Individual retirement plans that are Roth IRAs under section 408A408ACannot be generally corresponding to a SIPP. A Roth IRA takes after-tax contributions, exempts earnings, and exempts distributions. A SIPP exempts contributions, exempts earnings, and taxes distributions.
Section 403(a) qualified annuity plans403(a)Cannot be generally corresponding to a SIPP. This is a type of qualified plan, and a SIPP cannot be a qualified plan.
Section 403(b) plans403(b)Cannot be generally corresponding to a SIPP. This is a type of qualified plan, and a SIPP cannot be a qualified plan.

U.S. contribution limits for qualified plans

The limit on contributions to qualified plans are found in IRC §415(c). The limit is the smaller of:

  • $70,000 (for 2025); or
  • 100% of compensation.

The $70,000 dollar limit is combined employer and employee contributions.
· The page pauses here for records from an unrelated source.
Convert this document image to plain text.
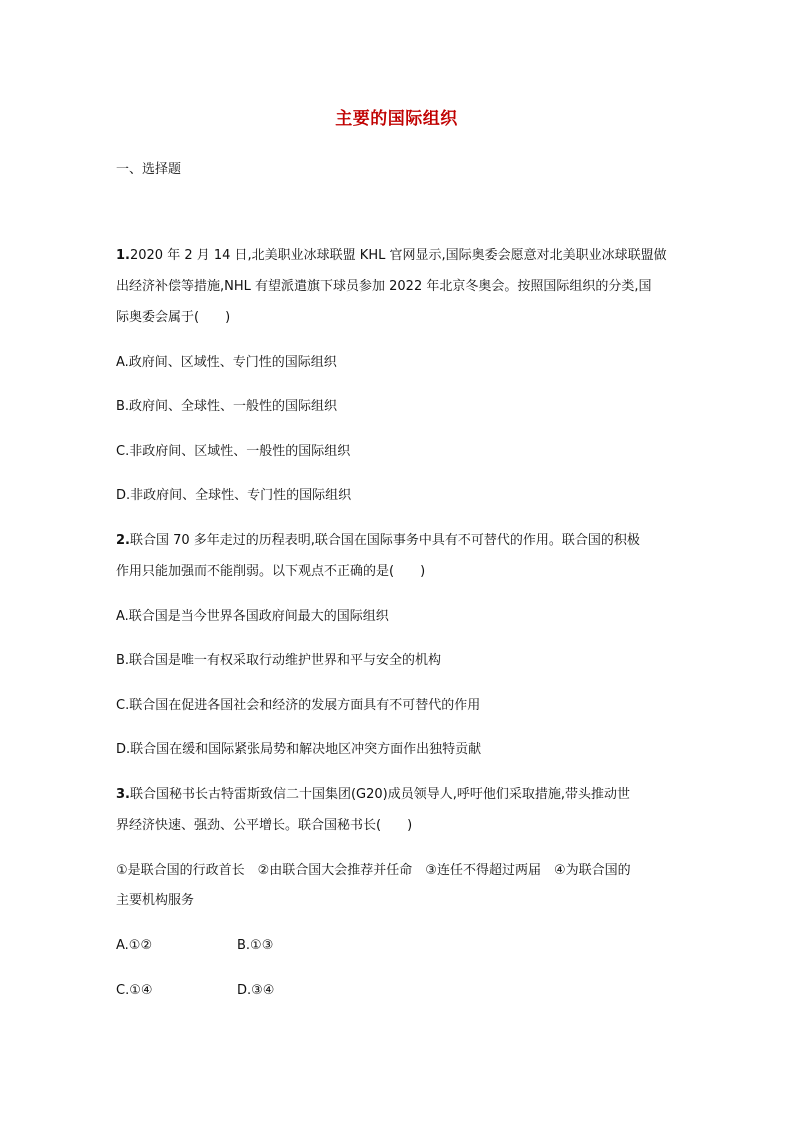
主要的国际组织
一、选择题
1.2020 年 2 月 14 日,北美职业冰球联盟 KHL 官网显示,国际奥委会愿意对北美职业冰球联盟做
出经济补偿等措施,NHL 有望派遣旗下球员参加 2022 年北京冬奥会。按照国际组织的分类,国
际奥委会属于(　　)
A.政府间、区域性、专门性的国际组织
B.政府间、全球性、一般性的国际组织
C.非政府间、区域性、一般性的国际组织
D.非政府间、全球性、专门性的国际组织
2.联合国 70 多年走过的历程表明,联合国在国际事务中具有不可替代的作用。联合国的积极
作用只能加强而不能削弱。以下观点不正确的是(　　)
A.联合国是当今世界各国政府间最大的国际组织
B.联合国是唯一有权采取行动维护世界和平与安全的机构
C.联合国在促进各国社会和经济的发展方面具有不可替代的作用
D.联合国在缓和国际紧张局势和解决地区冲突方面作出独特贡献
3.联合国秘书长古特雷斯致信二十国集团(G20)成员领导人,呼吁他们采取措施,带头推动世
界经济快速、强劲、公平增长。联合国秘书长(　　)
①是联合国的行政首长　②由联合国大会推荐并任命　③连任不得超过两届　④为联合国的
主要机构服务
A.①②	B.①③
C.①④	D.③④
Therefore, you have to back out the employee contributions to the SIPP in order to see the maximum amount of excludable employer contributions.

The dollar value limitation is set at IRC §415(c)(1)(A) at $40,000. It is required to be adjusted for inflation annually. IRC §415(d)(1)(C). The value given is the inflation adjusted amount for 2025. Notice 2024-80.

Overall limitation: lowest of the three

Thus, the maximum amount of excludable employer contributions is the smallest number from these three:

  • The U.K. limitation (how much of the employer contribution was excluded from the employee's income for U.K. income tax purposes?);
  • $70,000 (for 2025) minus employee contributions; or
  • 100% of compensation.

Employer contributions above the limitation will be included in the employee's gross income as a contribution to a section 402(b) employees' trust. IRC §402(b)(1).

Paperwork

You do not need to file Form 8833 to exclude the employer contribution amount from the employee's gross income.

Ordinarily, disclosure is required for a treaty-based return position that is different from what the Internal Revenue Code requires. IRC §6114(a). Disclosure is made on Form 8833.

But the Regulations waive the disclosure requirement for situations like this. Reg. §1.6114-1(c)(1)(iv) states (emphasis added):

An employer contribution to a retirement plan is income derived from personal services provided by the employer—“dependent personal services” in tax lingo. That’s why the exception in the Regulations will apply to excuse you from having to report the exclusion of the employer contribution from the U.S. employee’s gross income.

Conclusion

U.S. citizens living and working in the U.K. may exclude employer contributions made on their behalf to a U.K. SIPP from their individual gross income. U.S. green card holders cannot exclude employer contributions from their gross income for U.S. income tax purposes.

The exclusion allowed is limited to the lowest of three numbers:

  • the amount of the employer contribution that is excluded from the employee’s U.K. income;
  • $70,000 (for tax year 2025) minus the employee contributions to the U.K. SIPP; or
  • the employee’s actual compensation.

This is a treaty-based reporting position that overrides the default Internal Revenue Code rules, but Form 8833 is not required to disclose the treaty-based reporting position.